To deal with these figures, Nicosia in 2024 created a migration policy with a central pillar: its return policy. It has achieved the highest per capita number of migrants returning to Europe, EU data show. Departures are now five times higher than arrivals, Ioannides said.
The Danish Presidency of the Council concluded negotiations on a common position on the draft return regulation within the Council. The new measures would allow EU countries to remove rejected asylum seekers, set up centres to process asylum applications abroad and set up removal centres outside their borders.
Cyprus will now lead the trilogue negotiations between the countries, the European Parliament and the Commission, which are expected to start around March next year, when the European Parliament will agree its negotiating position.
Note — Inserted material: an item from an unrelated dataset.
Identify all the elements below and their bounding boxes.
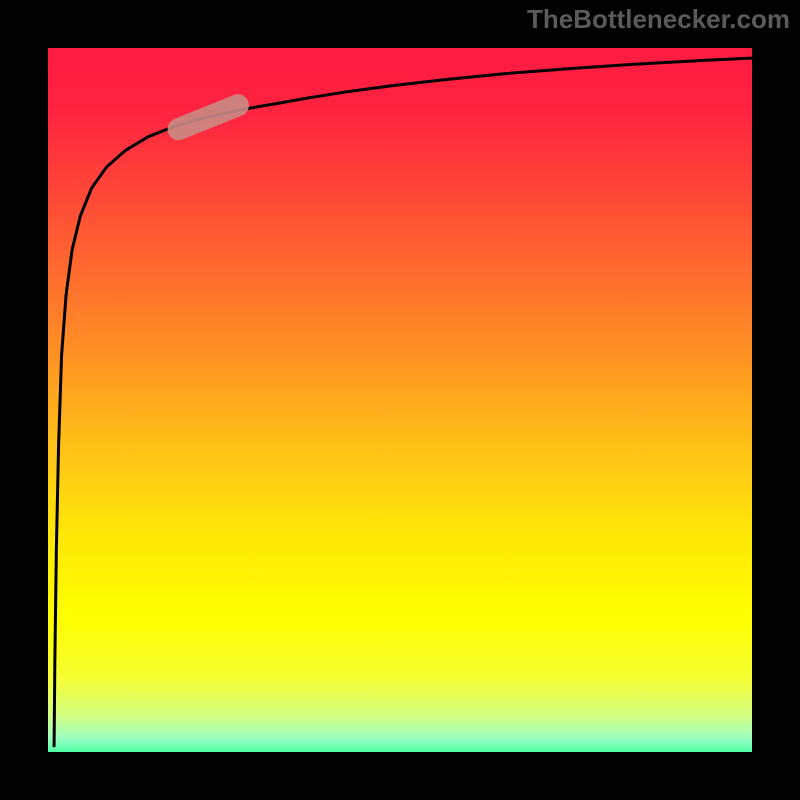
chart-container: TheBottlenecker.com (0, 0, 800, 800)
chart-background-gradient (24, 24, 776, 776)
bottleneck-chart (0, 0, 800, 800)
Nicosia is looking forward to concluding the talks during its presidency before June.
The EU, earlier this month, also agreed to reduce trade preferences for countries that do not cooperate with the EU on accepting returned migrants.
Cyprus’ policies have made the island nation a target of courts and human rights groups in the past. The European Court of Human Rights has condemned Cyprus for returning Syrian migrants to Lebanon. Lawyers have reported repeated violations of court orders by the Cypriot government to force deportations of migrants. And human rights organizations have repeatedly accused the Cypriot government of violating international law by forcibly returning asylum seekers who arrive by boat.
Cyprus strongly supports the "innovative ideas" that are in the EU plan, Cypriot Minister Ioannides said, including the creation of facilities outside the continent to receive people deported from Europe, so-called return centers.